Dark DNA Unveiled: Google’s AlphaGenome interprets DNA that regulates genetic expression

An open-weights model could help scientists compare the impact of genetic variations, identify mutations that cause diseases, and develop treatments.

What’s new: AlphaGenome interprets the 98 percent of the human and mouse genomes that don’t code for proteins but regulate gene expression and other functions. It finds properties such as where in a DNA sequence a gene begins and ends; how much RNA it directs a cell to produce; and where, as a cell reads a gene, it skips over parts of the gene sequence, a process in which errors can cause a variety of diseases.

• Input/output: 1 million DNA base pairs and organism type (human or mouse) in, roughly 6,000 human gene properties and 1,000 mouse gene properties out
• Architecture: convolutional neural network (CNN) encoder, transformer, CNN decoder
• Performance: Across 50 evaluations, AlphaGenome matched or exceeded earlier models in 47 of them
• Availability: API, weights, and inference code freely licensed for noncommercial uses

How it works: The authors pretrained 64 models of identical architecture on gene sequences and their properties, and then distilled their knowledge into a single model. Thus AlphaGenome learned the aggregate performance of all 64 models. They pretrained the models on mouse and human DNA and gene properties in four large public datasets.

• For all 64 models, given a DNA sequence of up to 1 million base pairs, a CNN produced an embedding of every 128 base pairs. A transformer processed the embeddings, enabling the model to learn relationships between base pairs in distant parts of the sequence, and a CNN decoder took the transformer’s output and generated various properties.
• The models learned to generate the properties of genes within the input sequence via 19 loss terms.

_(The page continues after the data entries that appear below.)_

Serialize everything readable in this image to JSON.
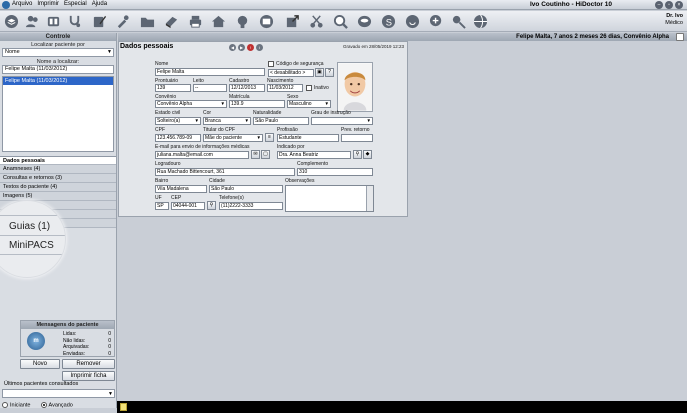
{
  "menu": {
    "items": [
      "Arquivo",
      "Imprimir",
      "Especial",
      "Ajuda"
    ]
  },
  "window": {
    "title": "Ivo Coutinho - HiDoctor 10"
  },
  "user": {
    "name": "Dr. Ivo",
    "role": "Médico"
  },
  "left": {
    "header": "Controle",
    "search_by_label": "Localizar paciente por",
    "search_by_value": "Nome",
    "name_label": "Nome a localizar:",
    "name_value": "Felipe Malta (11/03/2012)",
    "list": [
      "Felipe Malta (11/03/2012)"
    ],
    "tabs": [
      "Dados pessoais",
      "Anamneses  (4)",
      "Consultas e retornos  (3)",
      "Textos do paciente  (4)",
      "Imagens  (5)"
    ],
    "magnifier_items": [
      "Guias  (1)",
      "MiniPACS"
    ],
    "messages": {
      "header": "Mensagens do paciente",
      "rows": [
        {
          "label": "Lidas:",
          "value": "0"
        },
        {
          "label": "Não lidas:",
          "value": "0"
        },
        {
          "label": "Arquivadas:",
          "value": "0"
        },
        {
          "label": "Enviadas:",
          "value": "0"
        }
      ]
    },
    "new_button": "Novo",
    "remove_button": "Remover",
    "print_button": "Imprimir ficha",
    "recent_label": "Últimos pacientes consultados",
    "mode_basic": "Iniciante",
    "mode_adv": "Avançado"
  },
  "main": {
    "patient_header": "Felipe Malta, 7 anos 2 meses 26 dias, Convênio Alpha",
    "form_title": "Dados pessoais",
    "saved": "Gravado em 28/05/2019 12:23",
    "fields": {
      "nome_l": "Nome",
      "nome": "Felipe Malta",
      "cod_l": "Código de segurança",
      "cod_sel": "< desabilitado >",
      "pront_l": "Prontuário",
      "pront": "139",
      "leito_l": "Leito",
      "leito": "--",
      "cad_l": "Cadastro",
      "cad": "12/12/2013",
      "nasc_l": "Nascimento",
      "nasc": "11/03/2012",
      "inativo_l": "Inativo",
      "conv_l": "Convênio",
      "conv": "Convênio Alpha",
      "matr_l": "Matrícula",
      "matr": "139.9",
      "sexo_l": "Sexo",
      "sexo": "Masculino",
      "civil_l": "Estado civil",
      "civil": "Solteiro(a)",
      "cor_l": "Cor",
      "cor": "Branca",
      "nat_l": "Naturalidade",
      "nat": "São Paulo",
      "grau_l": "Grau de instrução",
      "cpf_l": "CPF",
      "cpf": "123.456.789-09",
      "tit_l": "Titular do CPF",
      "tit": "Mãe do paciente",
      "prof_l": "Profissão",
      "prof": "Estudante",
      "prev_l": "Prev. retorno",
      "email_l": "E-mail para envio de informações médicas",
      "email": "juliana.malta@email.com",
      "ind_l": "Indicado por",
      "ind": "Dra. Anna Beatriz",
      "logr_l": "Logradouro",
      "logr": "Rua Machado Bittencourt, 361",
      "compl_l": "Complemento",
      "compl": "310",
      "bairro_l": "Bairro",
      "bairro": "Vila Madalena",
      "cidade_l": "Cidade",
      "cidade": "São Paulo",
      "obs_l": "Observações",
      "uf_l": "UF",
      "uf": "SP",
      "cep_l": "CEP",
      "cep": "04044-001",
      "tel_l": "Telefone(s)",
      "tel": "(11)2222-3333"
    }
  }
}
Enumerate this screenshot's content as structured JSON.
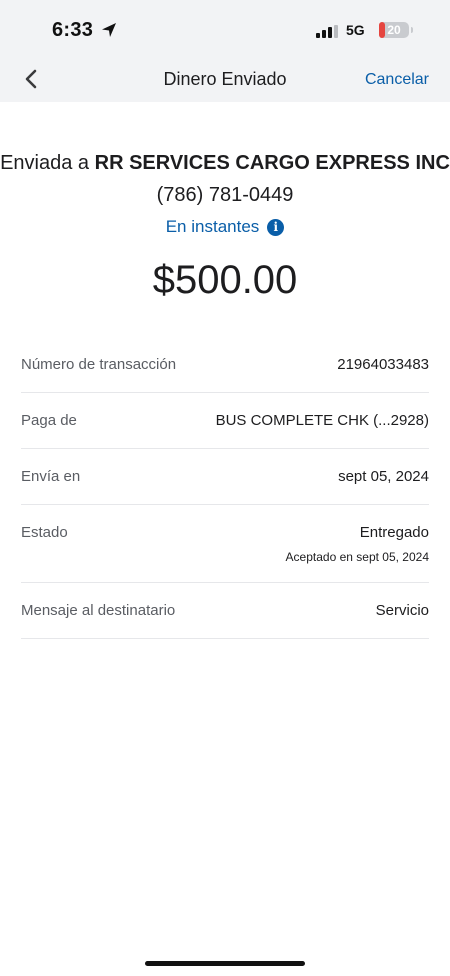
{
  "status_bar": {
    "time": "6:33",
    "network": "5G",
    "battery_level": "20",
    "battery_fraction": 0.2,
    "battery_color": "#e5453f",
    "icons": [
      "location-arrow-icon",
      "cellular-signal-icon",
      "battery-icon"
    ]
  },
  "nav": {
    "title": "Dinero Enviado",
    "cancel_label": "Cancelar",
    "back_icon": "chevron-left-icon"
  },
  "summary": {
    "recipient_prefix": "Enviada a",
    "recipient_name": "RR SERVICES CARGO EXPRESS INC",
    "recipient_phone": "(786) 781-0449",
    "speed_label": "En instantes",
    "info_icon": "info-icon",
    "amount": "$500.00"
  },
  "details": [
    {
      "label": "Número de transacción",
      "value": "21964033483"
    },
    {
      "label": "Paga de",
      "value": "BUS COMPLETE CHK (...2928)"
    },
    {
      "label": "Envía en",
      "value": "sept 05, 2024"
    },
    {
      "label": "Estado",
      "value": "Entregado",
      "sub": "Aceptado en sept 05, 2024"
    },
    {
      "label": "Mensaje al destinatario",
      "value": "Servicio"
    }
  ],
  "colors": {
    "accent": "#0a5ea8",
    "header_bg": "#f2f3f5"
  }
}
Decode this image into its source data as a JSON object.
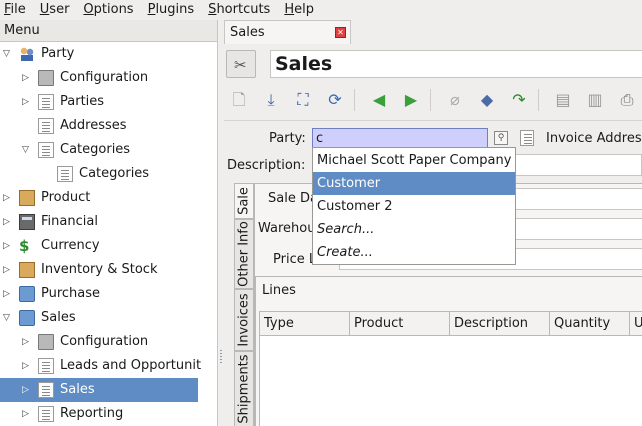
{
  "menubar": [
    {
      "label": "File",
      "key": "F",
      "rest": "ile"
    },
    {
      "label": "User",
      "key": "U",
      "rest": "ser"
    },
    {
      "label": "Options",
      "key": "O",
      "rest": "ptions"
    },
    {
      "label": "Plugins",
      "key": "P",
      "rest": "lugins"
    },
    {
      "label": "Shortcuts",
      "key": "S",
      "rest": "hortcuts"
    },
    {
      "label": "Help",
      "key": "H",
      "rest": "elp"
    }
  ],
  "menu": {
    "header": "Menu",
    "items": [
      {
        "label": "Party",
        "icon": "people-icon",
        "expander": "expanded"
      },
      {
        "label": "Configuration",
        "icon": "config-icon",
        "expander": "collapsed"
      },
      {
        "label": "Parties",
        "icon": "document-icon",
        "expander": "collapsed"
      },
      {
        "label": "Addresses",
        "icon": "document-icon",
        "expander": "none"
      },
      {
        "label": "Categories",
        "icon": "document-icon",
        "expander": "expanded"
      },
      {
        "label": "Categories",
        "icon": "document-icon",
        "expander": "none"
      },
      {
        "label": "Product",
        "icon": "box-icon",
        "expander": "collapsed"
      },
      {
        "label": "Financial",
        "icon": "calculator-icon",
        "expander": "collapsed"
      },
      {
        "label": "Currency",
        "icon": "currency-icon",
        "expander": "collapsed"
      },
      {
        "label": "Inventory & Stock",
        "icon": "box-icon",
        "expander": "collapsed"
      },
      {
        "label": "Purchase",
        "icon": "folder-icon",
        "expander": "collapsed"
      },
      {
        "label": "Sales",
        "icon": "folder-icon",
        "expander": "expanded"
      },
      {
        "label": "Configuration",
        "icon": "config-icon",
        "expander": "collapsed"
      },
      {
        "label": "Leads and Opportunit",
        "icon": "document-icon",
        "expander": "collapsed"
      },
      {
        "label": "Sales",
        "icon": "document-icon",
        "expander": "collapsed",
        "selected": true
      },
      {
        "label": "Reporting",
        "icon": "document-icon",
        "expander": "collapsed"
      }
    ]
  },
  "tab": {
    "label": "Sales",
    "close_icon": "close-icon"
  },
  "form_title": "Sales",
  "toolbar_icons": [
    "new-icon",
    "save-icon",
    "switch-view-icon",
    "reload-icon",
    "previous-icon",
    "next-icon",
    "attachment-icon",
    "action-icon",
    "relate-icon",
    "copy-icon",
    "duplicate-icon",
    "print-icon"
  ],
  "form": {
    "party_label": "Party:",
    "party_value": "c",
    "invoice_address_label": "Invoice Addres",
    "description_label": "Description:",
    "sale_date_label": "Sale Da",
    "warehouse_label": "Warehou",
    "price_list_label": "Price L",
    "lines_label": "Lines",
    "side_tabs": [
      "Sale",
      "Other Info",
      "Invoices",
      "Shipments"
    ],
    "lines_columns": [
      "Type",
      "Product",
      "Description",
      "Quantity",
      "U"
    ]
  },
  "autocomplete": {
    "options": [
      {
        "label": "Michael Scott Paper Company",
        "selected": false,
        "italic": false
      },
      {
        "label": "Customer",
        "selected": true,
        "italic": false
      },
      {
        "label": "Customer 2",
        "selected": false,
        "italic": false
      },
      {
        "label": "Search...",
        "selected": false,
        "italic": true
      },
      {
        "label": "Create...",
        "selected": false,
        "italic": true
      }
    ]
  },
  "colors": {
    "selection": "#5f8cc4",
    "party_field": "#cfcffb"
  }
}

For instance, one term encouraged the model to match its predicted distribution of the amount of RNA produced with the ground-truth distribution, while another encouraged the model to classify each base pair based on whether a cell, while reading the sequence, would skip over it starting at that base pair.
• In the distillation stage, AlphaGenome learned to generate the gene properties generated by the 64 models, using the same loss terms as before.

Results: The authors compared AlphaGenome to nine earlier models across two broad evaluations: finding properties of a gene sequence and predicting the effect of mutation (an alteration in the sequence) on those properties.

• When finding gene properties, AlphaGenome outperformed previous models in 22 out of 24 cases.
• When predicting the effect of mutations, it matched or exceeded previous models in 24 of 26 cases.
• The authors also assessed AlphaGenome’s performance in a real-world situation. They took normal DNA and modified it to match the changes caused by the illness known as T-cell acute lymphoblastic leukemia (T-ALL). They fed the unmodified and modified sequences to AlphaGenome and compared its outputs. The model’s predicted changes in protein expression fit the known mechanism of T-ALL’s effect on cells.

Why it matters: As recently as 15 years ago, non-coding DNA was widely believed to have no function at all. Since then, probing its functions has required painstaking experimentation. AlphaGenome puts that research into a model that anyone can use to find connections between this genomic netherworld and biological processes. For instance, the model makes it practical to compare functional differences between normal and mutated genes, revealing information that could be valuable in medicine and other biological disciplines.

We’re thinking: The notion that most of the human genome was “junk DNA” was curious, and scientists have discovered that it does essential things. We may be about to learn just how much it can do.